Kahlon acknowledged that surplus tax revenues in 2015 provided him room to reduce taxes, including Value Added Tax, which dropped from 18% to 17% in October.
“Reducing the tax burden, structural reforms and fostering investment are the horses that draw the carriage of the economy’s growth,” Kahlon said.
Lower taxes would help improve Israel’s competitiveness, he added.
According to the Bank of Israel’s December interest rate report, tax revenues from the beginning of the year had come in NIS 3.7 billion higher than the seasonal path, some 7.2% higher than the same period in 2014. Even with the VAT reduction in the last few months, VAT revenues were up a nominal 5.2%.
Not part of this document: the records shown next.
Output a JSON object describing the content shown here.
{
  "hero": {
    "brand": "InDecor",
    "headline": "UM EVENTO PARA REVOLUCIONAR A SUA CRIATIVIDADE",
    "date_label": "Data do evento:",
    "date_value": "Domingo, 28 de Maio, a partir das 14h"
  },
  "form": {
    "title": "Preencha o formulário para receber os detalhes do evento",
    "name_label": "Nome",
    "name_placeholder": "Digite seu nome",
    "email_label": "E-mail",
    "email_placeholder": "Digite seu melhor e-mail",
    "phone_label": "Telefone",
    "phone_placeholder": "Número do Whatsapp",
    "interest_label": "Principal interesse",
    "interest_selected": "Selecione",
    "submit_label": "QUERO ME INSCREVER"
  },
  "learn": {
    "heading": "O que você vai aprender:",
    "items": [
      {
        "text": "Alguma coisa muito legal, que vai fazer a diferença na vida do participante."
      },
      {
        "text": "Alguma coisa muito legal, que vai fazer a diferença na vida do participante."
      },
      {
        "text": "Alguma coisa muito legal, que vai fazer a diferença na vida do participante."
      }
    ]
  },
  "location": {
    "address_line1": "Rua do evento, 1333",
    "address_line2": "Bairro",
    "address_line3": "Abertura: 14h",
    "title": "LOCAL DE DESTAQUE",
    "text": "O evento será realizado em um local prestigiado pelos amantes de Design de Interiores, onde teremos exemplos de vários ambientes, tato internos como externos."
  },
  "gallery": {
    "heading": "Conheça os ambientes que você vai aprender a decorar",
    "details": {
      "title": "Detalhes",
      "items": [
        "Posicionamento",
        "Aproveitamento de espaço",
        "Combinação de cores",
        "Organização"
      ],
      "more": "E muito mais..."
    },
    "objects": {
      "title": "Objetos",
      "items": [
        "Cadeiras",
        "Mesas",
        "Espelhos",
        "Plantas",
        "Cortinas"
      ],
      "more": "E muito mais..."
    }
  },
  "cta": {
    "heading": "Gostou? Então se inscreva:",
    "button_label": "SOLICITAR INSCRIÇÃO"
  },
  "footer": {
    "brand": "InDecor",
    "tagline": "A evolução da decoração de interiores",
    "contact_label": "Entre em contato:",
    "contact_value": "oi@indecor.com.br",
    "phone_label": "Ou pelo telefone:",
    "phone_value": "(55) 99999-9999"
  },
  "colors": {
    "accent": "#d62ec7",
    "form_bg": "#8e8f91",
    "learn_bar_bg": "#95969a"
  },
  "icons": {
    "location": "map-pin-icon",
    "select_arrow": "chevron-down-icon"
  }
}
With the deficit targets for both 2015 and 2016 at 2.9% of GDP, the deficit in the 12-month period through November stood at only 2%.
Kahlon’s actions essentially canceled out two major tax increases implemented by former finance minister Yair Lapid, who increased taxes when he came into office to fill an unexpectedly large deficit he inherited from the previous finance minister, Yuval Steinitz.
Though Tuesday’s measure was passed into law a few days after the new year, it will be rendered effective for all of 2016.